Die Geschichte von Nordby ist aber vor allem durch die Schifffahrt geprägt. Die meisten Einwohner waren ab 1800 im Schiffsbau tätig oder gingen an Bord von Schiffen. 

Nordby auf Fanø
© Jan Vejvad Christensen

Die Bedeutung der Schifffahrt

Um 1850 war der Hafen in Nordby einer der wichtigsten in ganz Dänemark. Die Segelschiffe wurden allerdings nur aus Holz hergestellt und mit Einführung von Schiffen aus Metall und Stahl endete auch die Zeit der Schiffsbauer auf Fanø.

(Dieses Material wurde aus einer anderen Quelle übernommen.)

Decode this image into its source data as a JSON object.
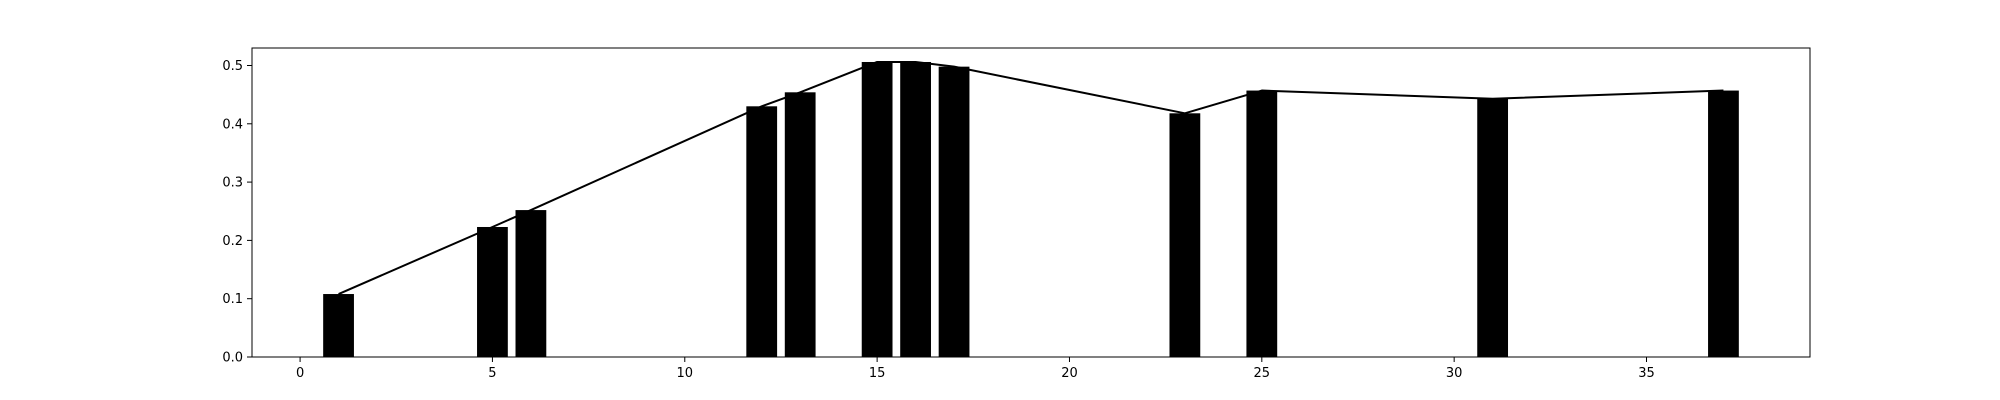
{
  "chart_data": {
    "type": "bar",
    "title": "",
    "xlabel": "",
    "ylabel": "",
    "xlim": [
      -1.25,
      39.25
    ],
    "ylim": [
      0,
      0.53
    ],
    "grid": false,
    "legend": "none",
    "bar_color": "#000000",
    "line_color": "#000000",
    "bar_width": 0.8,
    "x_ticks": [
      0,
      5,
      10,
      15,
      20,
      25,
      30,
      35
    ],
    "y_ticks": [
      0.0,
      0.1,
      0.2,
      0.3,
      0.4,
      0.5
    ],
    "x_tick_labels": [
      "0",
      "5",
      "10",
      "15",
      "20",
      "25",
      "30",
      "35"
    ],
    "y_tick_labels": [
      "0.0",
      "0.1",
      "0.2",
      "0.3",
      "0.4",
      "0.5"
    ],
    "x": [
      1,
      5,
      6,
      12,
      13,
      15,
      16,
      17,
      23,
      25,
      31,
      37
    ],
    "values": [
      0.108,
      0.223,
      0.252,
      0.43,
      0.454,
      0.506,
      0.506,
      0.498,
      0.418,
      0.457,
      0.443,
      0.457
    ],
    "line": {
      "x": [
        1,
        5,
        6,
        12,
        13,
        15,
        16,
        17,
        23,
        25,
        31,
        37
      ],
      "y": [
        0.108,
        0.223,
        0.252,
        0.43,
        0.454,
        0.506,
        0.506,
        0.498,
        0.418,
        0.457,
        0.443,
        0.457
      ]
    }
  }
}
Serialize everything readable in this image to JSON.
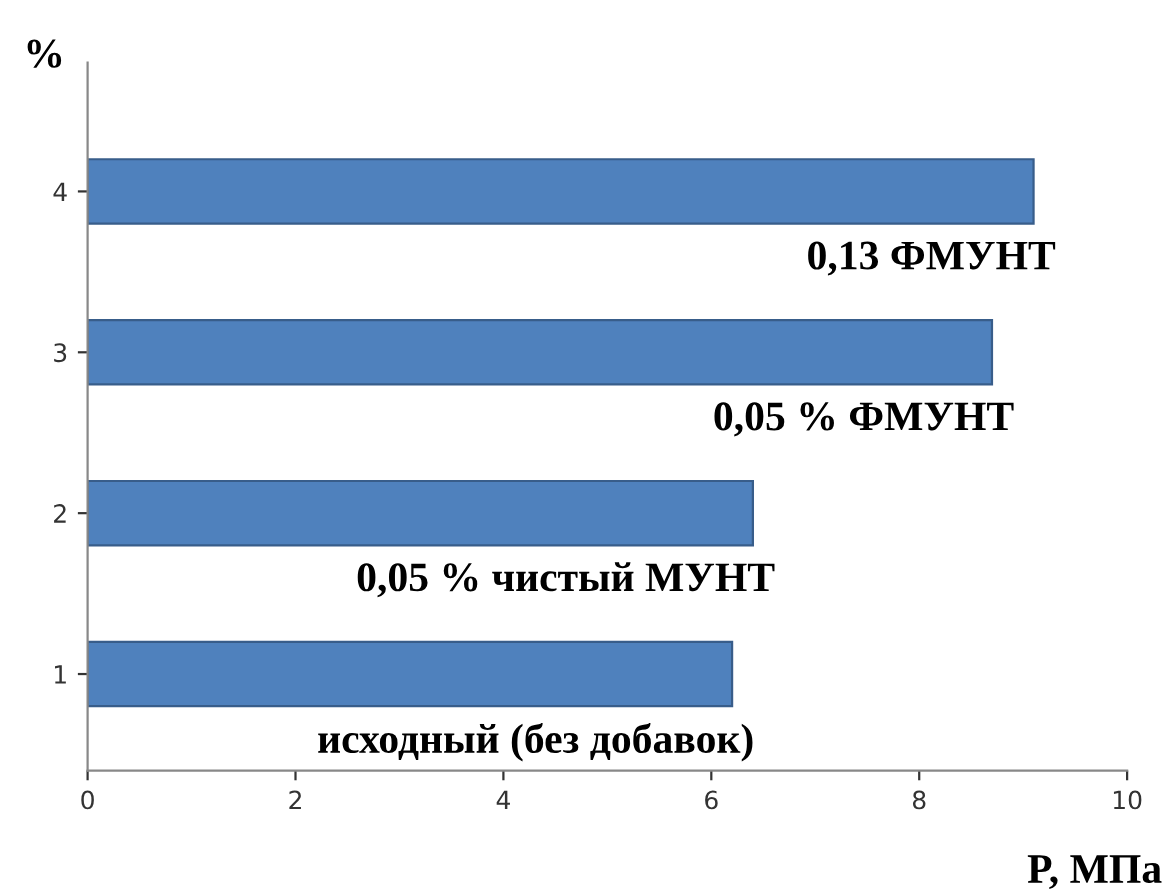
{
  "chart_data": {
    "type": "bar",
    "orientation": "horizontal",
    "categories": [
      "4",
      "3",
      "2",
      "1"
    ],
    "values": [
      9.1,
      8.7,
      6.4,
      6.2
    ],
    "color": "#4f81bd",
    "xlim": [
      0,
      10
    ],
    "xticks": [
      0,
      2,
      4,
      6,
      8,
      10
    ],
    "ylabel": "%",
    "xlabel": "P, МПа",
    "grid": false,
    "legend": false,
    "annotations": [
      {
        "text": "0,13 ФМУНТ",
        "x": 9.1,
        "y": "4"
      },
      {
        "text": "0,05 % ФМУНТ",
        "x": 8.7,
        "y": "3"
      },
      {
        "text": "0,05 % чистый МУНТ",
        "x": 6.4,
        "y": "2"
      },
      {
        "text": "исходный (без добавок)",
        "x": 6.2,
        "y": "1"
      }
    ]
  }
}
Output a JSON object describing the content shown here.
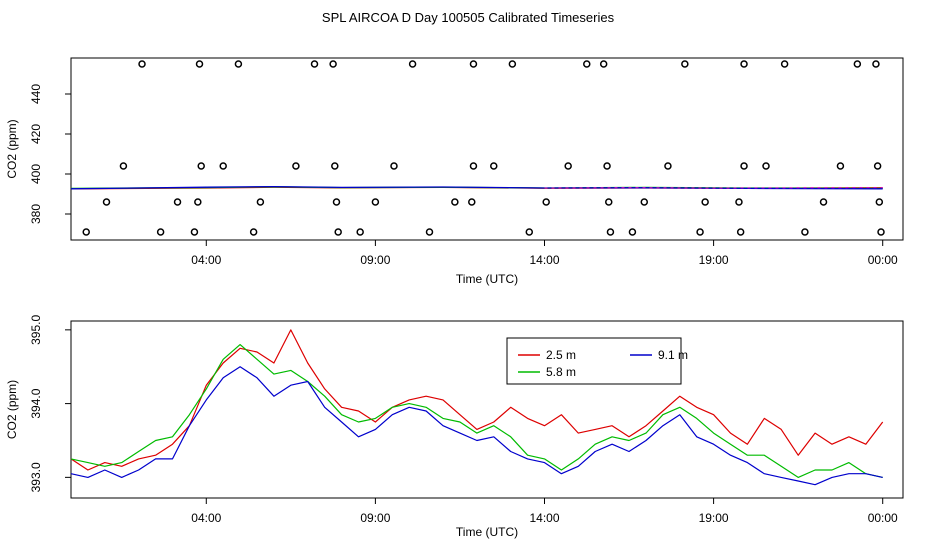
{
  "title": "SPL AIRCOA D  Day 100505  Calibrated Timeseries",
  "colors": {
    "series_2_5": "#dd0000",
    "series_5_8": "#00bb00",
    "series_9_1": "#0000cc",
    "outlier": "#000000",
    "magenta": "#cc00cc"
  },
  "chart_data": [
    {
      "type": "line",
      "id": "top",
      "xlabel": "Time (UTC)",
      "ylabel": "CO2 (ppm)",
      "xlim": [
        0.0,
        24.6
      ],
      "ylim": [
        367.0,
        458.0
      ],
      "x_ticks": [
        4,
        9,
        14,
        19,
        24
      ],
      "x_tick_labels": [
        "04:00",
        "09:00",
        "14:00",
        "19:00",
        "00:00"
      ],
      "y_ticks": [
        380,
        400,
        420,
        440
      ],
      "y_tick_labels": [
        "380",
        "400",
        "420",
        "440"
      ],
      "flat_series": [
        {
          "name": "2.5 m",
          "x": [
            0.0,
            4.0,
            6.0,
            8.0,
            11.0,
            14.0,
            17.0,
            20.0,
            24.0
          ],
          "y": [
            392.6,
            393.0,
            393.4,
            393.1,
            393.3,
            392.9,
            393.0,
            392.9,
            393.1
          ]
        },
        {
          "name": "5.8 m",
          "x": [
            0.0,
            4.0,
            6.0,
            8.0,
            11.0,
            14.0,
            17.0,
            20.0,
            24.0
          ],
          "y": [
            392.8,
            393.2,
            393.6,
            393.2,
            393.4,
            393.0,
            393.3,
            393.0,
            392.8
          ]
        },
        {
          "name": "9.1 m",
          "x": [
            0.0,
            4.0,
            6.0,
            8.0,
            11.0,
            14.0,
            17.0,
            20.0,
            24.0
          ],
          "y": [
            392.6,
            393.4,
            393.7,
            393.3,
            393.5,
            393.0,
            393.1,
            392.8,
            392.6
          ]
        }
      ],
      "outliers": {
        "x": [
          2.1,
          3.8,
          4.95,
          7.2,
          7.75,
          10.1,
          11.9,
          13.05,
          15.25,
          15.75,
          18.15,
          19.9,
          21.1,
          23.25,
          23.8,
          1.55,
          3.85,
          4.5,
          6.65,
          7.8,
          9.55,
          11.9,
          12.5,
          14.7,
          15.85,
          17.65,
          19.9,
          20.55,
          22.75,
          23.85,
          1.05,
          3.15,
          3.75,
          5.6,
          7.85,
          9.0,
          11.35,
          11.85,
          14.05,
          15.9,
          16.95,
          18.75,
          19.75,
          22.25,
          23.9,
          0.45,
          2.65,
          3.65,
          5.4,
          7.9,
          8.55,
          10.6,
          13.55,
          15.95,
          16.6,
          18.6,
          19.8,
          21.7,
          23.95
        ],
        "y": [
          455,
          455,
          455,
          455,
          455,
          455,
          455,
          455,
          455,
          455,
          455,
          455,
          455,
          455,
          455,
          404,
          404,
          404,
          404,
          404,
          404,
          404,
          404,
          404,
          404,
          404,
          404,
          404,
          404,
          404,
          386,
          386,
          386,
          386,
          386,
          386,
          386,
          386,
          386,
          386,
          386,
          386,
          386,
          386,
          386,
          371,
          371,
          371,
          371,
          371,
          371,
          371,
          371,
          371,
          371,
          371,
          371,
          371,
          371
        ]
      }
    },
    {
      "type": "line",
      "id": "bottom",
      "xlabel": "Time (UTC)",
      "ylabel": "CO2 (ppm)",
      "xlim": [
        0.0,
        24.6
      ],
      "ylim": [
        392.72,
        395.12
      ],
      "x_ticks": [
        4,
        9,
        14,
        19,
        24
      ],
      "x_tick_labels": [
        "04:00",
        "09:00",
        "14:00",
        "19:00",
        "00:00"
      ],
      "y_ticks": [
        393.0,
        394.0,
        395.0
      ],
      "y_tick_labels": [
        "393.0",
        "394.0",
        "395.0"
      ],
      "legend": {
        "position": "top-center",
        "entries": [
          "2.5 m",
          "5.8 m",
          "9.1 m"
        ]
      },
      "series": [
        {
          "name": "2.5 m",
          "x": [
            0,
            0.5,
            1,
            1.5,
            2,
            2.5,
            3,
            3.5,
            4,
            4.5,
            5,
            5.5,
            6,
            6.5,
            7,
            7.5,
            8,
            8.5,
            9,
            9.5,
            10,
            10.5,
            11,
            11.5,
            12,
            12.5,
            13,
            13.5,
            14,
            14.5,
            15,
            15.5,
            16,
            16.5,
            17,
            17.5,
            18,
            18.5,
            19,
            19.5,
            20,
            20.5,
            21,
            21.5,
            22,
            22.5,
            23,
            23.5,
            24
          ],
          "y": [
            393.25,
            393.1,
            393.2,
            393.15,
            393.25,
            393.3,
            393.45,
            393.7,
            394.25,
            394.55,
            394.75,
            394.7,
            394.55,
            395.0,
            394.55,
            394.2,
            393.95,
            393.9,
            393.75,
            393.95,
            394.05,
            394.1,
            394.05,
            393.85,
            393.65,
            393.75,
            393.95,
            393.8,
            393.7,
            393.85,
            393.6,
            393.65,
            393.7,
            393.55,
            393.7,
            393.9,
            394.1,
            393.95,
            393.85,
            393.6,
            393.45,
            393.8,
            393.65,
            393.3,
            393.6,
            393.45,
            393.55,
            393.45,
            393.75
          ]
        },
        {
          "name": "5.8 m",
          "x": [
            0,
            0.5,
            1,
            1.5,
            2,
            2.5,
            3,
            3.5,
            4,
            4.5,
            5,
            5.5,
            6,
            6.5,
            7,
            7.5,
            8,
            8.5,
            9,
            9.5,
            10,
            10.5,
            11,
            11.5,
            12,
            12.5,
            13,
            13.5,
            14,
            14.5,
            15,
            15.5,
            16,
            16.5,
            17,
            17.5,
            18,
            18.5,
            19,
            19.5,
            20,
            20.5,
            21,
            21.5,
            22,
            22.5,
            23,
            23.5,
            24
          ],
          "y": [
            393.25,
            393.2,
            393.15,
            393.2,
            393.35,
            393.5,
            393.55,
            393.85,
            394.2,
            394.6,
            394.8,
            394.6,
            394.4,
            394.45,
            394.3,
            394.1,
            393.85,
            393.75,
            393.8,
            393.95,
            394.0,
            393.95,
            393.8,
            393.75,
            393.6,
            393.7,
            393.55,
            393.3,
            393.25,
            393.1,
            393.25,
            393.45,
            393.55,
            393.5,
            393.6,
            393.85,
            393.95,
            393.8,
            393.6,
            393.45,
            393.3,
            393.3,
            393.15,
            393.0,
            393.1,
            393.1,
            393.2,
            393.05,
            393.0
          ]
        },
        {
          "name": "9.1 m",
          "x": [
            0,
            0.5,
            1,
            1.5,
            2,
            2.5,
            3,
            3.5,
            4,
            4.5,
            5,
            5.5,
            6,
            6.5,
            7,
            7.5,
            8,
            8.5,
            9,
            9.5,
            10,
            10.5,
            11,
            11.5,
            12,
            12.5,
            13,
            13.5,
            14,
            14.5,
            15,
            15.5,
            16,
            16.5,
            17,
            17.5,
            18,
            18.5,
            19,
            19.5,
            20,
            20.5,
            21,
            21.5,
            22,
            22.5,
            23,
            23.5,
            24
          ],
          "y": [
            393.05,
            393.0,
            393.1,
            393.0,
            393.1,
            393.25,
            393.25,
            393.7,
            394.05,
            394.35,
            394.5,
            394.35,
            394.1,
            394.25,
            394.3,
            393.95,
            393.75,
            393.55,
            393.65,
            393.85,
            393.95,
            393.9,
            393.7,
            393.6,
            393.5,
            393.55,
            393.35,
            393.25,
            393.2,
            393.05,
            393.15,
            393.35,
            393.45,
            393.35,
            393.5,
            393.7,
            393.85,
            393.55,
            393.45,
            393.3,
            393.2,
            393.05,
            393.0,
            392.95,
            392.9,
            393.0,
            393.05,
            393.05,
            393.0
          ]
        }
      ]
    }
  ]
}
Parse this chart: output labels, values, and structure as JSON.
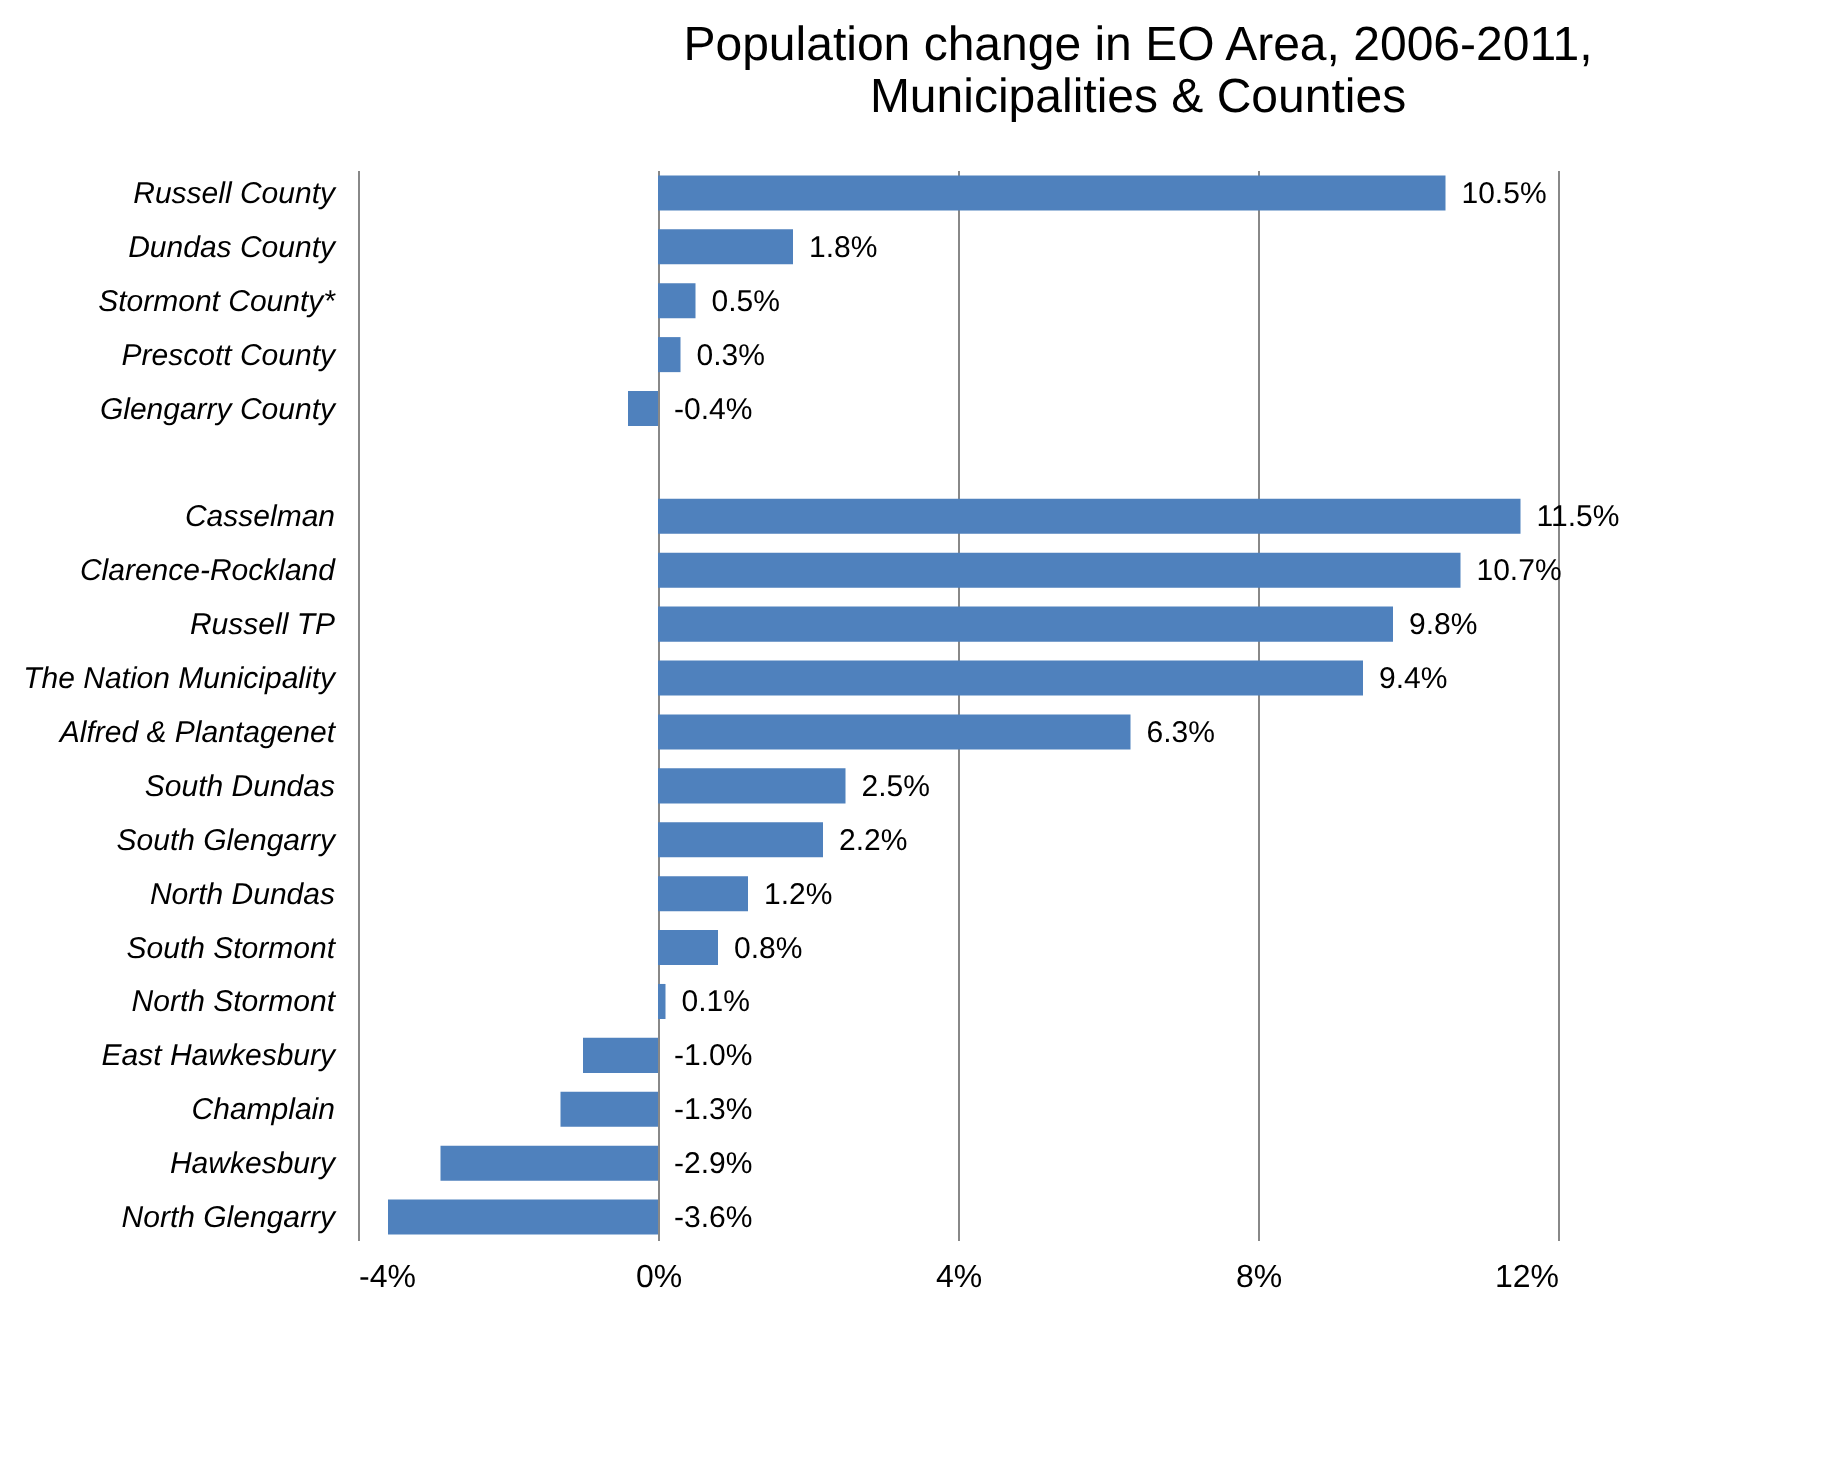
{
  "chart_data": {
    "type": "bar",
    "orientation": "horizontal",
    "title": "Population change in EO Area, 2006-2011,\nMunicipalities & Counties",
    "categories": [
      "Russell County",
      "Dundas County",
      "Stormont County*",
      "Prescott County",
      "Glengarry County",
      null,
      "Casselman",
      "Clarence-Rockland",
      "Russell TP",
      "The Nation Municipality",
      "Alfred & Plantagenet",
      "South Dundas",
      "South Glengarry",
      "North Dundas",
      "South Stormont",
      "North Stormont",
      "East Hawkesbury",
      "Champlain",
      "Hawkesbury",
      "North Glengarry"
    ],
    "values": [
      10.5,
      1.8,
      0.5,
      0.3,
      -0.4,
      null,
      11.5,
      10.7,
      9.8,
      9.4,
      6.3,
      2.5,
      2.2,
      1.2,
      0.8,
      0.1,
      -1.0,
      -1.3,
      -2.9,
      -3.6
    ],
    "value_labels": [
      "10.5%",
      "1.8%",
      "0.5%",
      "0.3%",
      "-0.4%",
      null,
      "11.5%",
      "10.7%",
      "9.8%",
      "9.4%",
      "6.3%",
      "2.5%",
      "2.2%",
      "1.2%",
      "0.8%",
      "0.1%",
      "-1.0%",
      "-1.3%",
      "-2.9%",
      "-3.6%"
    ],
    "color": "#4f81bd",
    "xlim": [
      -4,
      12
    ],
    "xticks": [
      {
        "value": -4,
        "label": "-4%"
      },
      {
        "value": 0,
        "label": "0%"
      },
      {
        "value": 4,
        "label": "4%"
      },
      {
        "value": 8,
        "label": "8%"
      },
      {
        "value": 12,
        "label": "12%"
      }
    ],
    "grid": "x"
  }
}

Das letzte Schiff verließ eine Werft auf Fanø im Jahr 1896. Durch die Schifffahrt gelangten viele verschiedene Dinge aus aller Welt auf die Insel.

Schifffahrt
Fayence-Hunde

Auch die Fayence-Hunde kamen so nach Fanø. Die Seeleute hatten die Figuren von England mitgebracht. Sie wurden in die Fenster gestellt und wenn der Blick aus dem Fenster hinaus zeigte, war der Mann gerade auf hoher See. Wenn der Hund mit dem Blick nach innen platziert wurde, war der Seefahrer wieder Zuhause. 

Auch heute noch sind Sie auf der ganzen Insel in den Fenstern zu finden. Werfen Sie also ruhig Mal einen Blick in die Fenster in Nordby und schauen Sie nach den Fayence-Hunden. Übrigens: Es gibt auch eine große Statue von Ihnen, direkt am Anlieger im Hafen.

Fayence-Hunde auf Fanø
© Jan Vejvad Christensen

Fazit

Der kleine Ort Nordby auf Fanø steht für Abwechslung, aber auch für Vielfalt, wie die Pride Parade  (auf dem Foto zu sehen) beweist. Spaß bringt z.B. ein gemütlicher Spaziergang entlang der Einkaufsstraße, ein Café am Hafen oder eine Fahrradtour entlang der Küsten. 

Nordby ist für Touristen eine einzigartige Mischung aus Kultur, Naturerlebnis und Action. 

Tipp: In Nordby beginnt die Suche nach dem Troll auf Fanø. Ein Besuch lohnt sich!